Overview¶

What is the DAE?¶

A denoising autoencoder (DAE) is a neural network trained to reconstruct a clean signal from a corrupted version of itself. Here the inputs are spectral features extracted from speech utterances and the corruption is additive noise drawn from the DEMAND corpus.

┌─────────────────────────────────────────────────────────────┐
│                        Training                             │
│                                                             │
│  Clean speech  ──► STFT ──► log|·| ──► noisy frame x̃      │
│  Noise excerpt ──► mix (SNR ∈ {0, 5, 10} dB)               │
│                                                             │
│  x̃  ──► Encoder ──► z ──► Decoder ──► x̂  ──► MSE(x̂, x)  │
└─────────────────────────────────────────────────────────────┘

At inference time only the noisy frame is available.

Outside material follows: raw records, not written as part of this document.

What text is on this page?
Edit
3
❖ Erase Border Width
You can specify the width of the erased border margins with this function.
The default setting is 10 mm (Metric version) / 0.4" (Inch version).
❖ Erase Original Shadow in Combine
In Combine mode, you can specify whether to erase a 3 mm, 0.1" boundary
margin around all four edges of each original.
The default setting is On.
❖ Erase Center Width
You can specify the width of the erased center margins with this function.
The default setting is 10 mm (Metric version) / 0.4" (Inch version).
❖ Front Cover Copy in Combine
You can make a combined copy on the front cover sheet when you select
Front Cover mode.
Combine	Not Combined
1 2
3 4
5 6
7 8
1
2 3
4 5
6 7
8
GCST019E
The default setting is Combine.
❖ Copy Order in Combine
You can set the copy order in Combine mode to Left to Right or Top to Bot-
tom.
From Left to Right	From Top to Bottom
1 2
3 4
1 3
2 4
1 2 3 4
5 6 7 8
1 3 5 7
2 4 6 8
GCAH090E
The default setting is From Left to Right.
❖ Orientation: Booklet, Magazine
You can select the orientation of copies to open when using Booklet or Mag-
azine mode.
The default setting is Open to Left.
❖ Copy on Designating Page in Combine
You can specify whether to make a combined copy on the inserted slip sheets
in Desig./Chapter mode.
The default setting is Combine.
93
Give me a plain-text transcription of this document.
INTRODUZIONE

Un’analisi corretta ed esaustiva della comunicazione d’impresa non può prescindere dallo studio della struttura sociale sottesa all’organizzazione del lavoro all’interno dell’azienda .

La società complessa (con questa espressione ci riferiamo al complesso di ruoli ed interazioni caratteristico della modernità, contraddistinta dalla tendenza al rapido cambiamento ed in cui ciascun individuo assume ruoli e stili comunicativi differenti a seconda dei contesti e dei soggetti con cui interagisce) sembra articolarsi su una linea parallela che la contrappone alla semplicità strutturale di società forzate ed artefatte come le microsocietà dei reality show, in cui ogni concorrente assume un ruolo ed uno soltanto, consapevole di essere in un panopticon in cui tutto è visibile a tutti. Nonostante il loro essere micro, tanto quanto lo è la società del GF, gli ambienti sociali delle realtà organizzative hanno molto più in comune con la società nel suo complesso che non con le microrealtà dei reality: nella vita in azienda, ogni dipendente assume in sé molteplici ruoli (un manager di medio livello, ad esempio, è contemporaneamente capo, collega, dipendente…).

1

The decoder’s output is an enhanced estimate of the clean spectrum, which is inverted back to audio by re-applying the noisy phase (phase borrowing) and calling librosa.istft().

Feature representations¶

Three feature variants are implemented, each with its own training script:

Script	Feature	Extractor
`simpleAE_logmag_nc`	Log-magnitude STFT frame	`LogMagnitudeSpectrumExtractor`
`simpleAE_power_nc`	Power STFT frame	`PowerSpectrumExtractor`
`simpleAE_mel_nc`	Log-mel power window	`LogMelPowerSpectrumExtractor`

The log-magnitude variant (simpleAE_logmag_nc) is the production model.

Network architecture¶

The encoder and decoder are symmetric stacks of fully-connected layers with ReLU activations and LayerNorm. A LayerNorm is also prepended to normalise the raw input features.

For the log-magnitude model the architecture follows Nossier et al. (2020) architecture (d):

Stage	Layer sizes
Input	129
Encoder	2048 → 500 → 180 (bottleneck)
Decoder	180 → 500 → 2048 → 129

TensorBoard logging¶

All training scripts write metrics to runs/ (relative to the working directory). Launch TensorBoard to inspect them:

tensorboard --logdir runs

Logged scalars:

Loss/train — smoothed MSE on the current mini-batch.
Loss/val_quick — MSE on a partial validation pass (every N batches).
SNR/val_quick — SNR improvement in dB on the quick val pass.
Ratio/val_to_train — validation/training loss ratio (over-fit tracker).
GradNorm/encoder, GradNorm/decoder — L2 gradient norms.
Loss/val_epoch, SNR/val_epoch — full val-set metrics per epoch.